Final answer:
To find the Frenet-Serret frame consisting of tangent (t), normal (n), and binormal (b) vectors at a point on the curve r(t) = (t², 2t³, t), we calculate the derivatives of r(t) and use them to compute the required vectors at the specified point.
Step-by-step explanation:
The question involves finding the tangent (t), normal (n), and binormal (b) vectors at a specific point on a curve represented by the position vector r(t) = (t², 2t³, t). These three vectors describe the Frenet-Serret frame of the curve at a particular point.
To find the t vector, we must first compute the derivative of r(t) to find the velocity vector v(t) and then normalize it:
- v(t) = d/dt r(t) = (2t, 6t², 1)
- At the point (4, 16/3, 2), we have t = 2, yielding v(2) = (4, 24, 1). To normalize, divide by its magnitude, which gives the tangent vector t.
To find the normal vector n, we differentiate v(t) to obtain the acceleration vector a(t), and then normalize the component of a(t) orthogonal to v(t).

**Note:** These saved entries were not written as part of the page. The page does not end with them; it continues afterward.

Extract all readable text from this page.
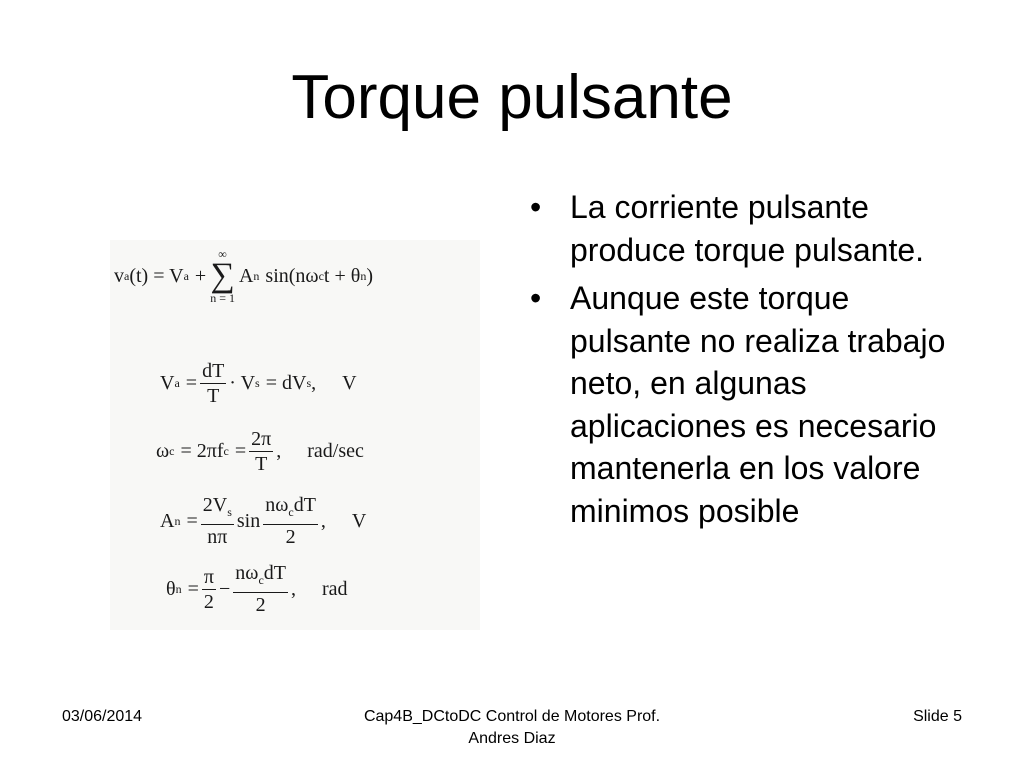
Torque pulsante
v a (t) = V a +
∞
∑
n = 1
A n sin(nω c t + θ n )
V $a = \frac{dT}{T} \cdot V$ s = dV s , V
ω c = 2πf $c = \frac{2\pi}{T}$ , rad/sec
A $n = \frac{2V_s}{n\pi}$ $\sin \frac{n\omega_cdT}{2}$ , V
θ $n = \frac{\pi}{2} - \frac{n\omega_cdT}{2}$ , rad
• La corriente pulsante produce torque pulsante.
• Aunque este torque pulsante no realiza trabajo neto, en algunas aplicaciones es necesario mantenerla en los valore minimos posible
03/06/2014	Cap4B_DCtoDC Control de Motores Prof. Andres Diaz
Slide 5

- a(t) = d/dt v(t) = (2, 12t, 0)
- At t = 2, a(2) = (2, 24, 0). Then, we subtract the projection of a(t) on v(t) and normalize to get n.
The binormal vector b is found by taking the cross product v(t) × a(t) and normalizing.
Lastly, we compute these vectors at t = 2 using the formulas and methods described above to find the Frenet-Serret frame at the given point on the curve.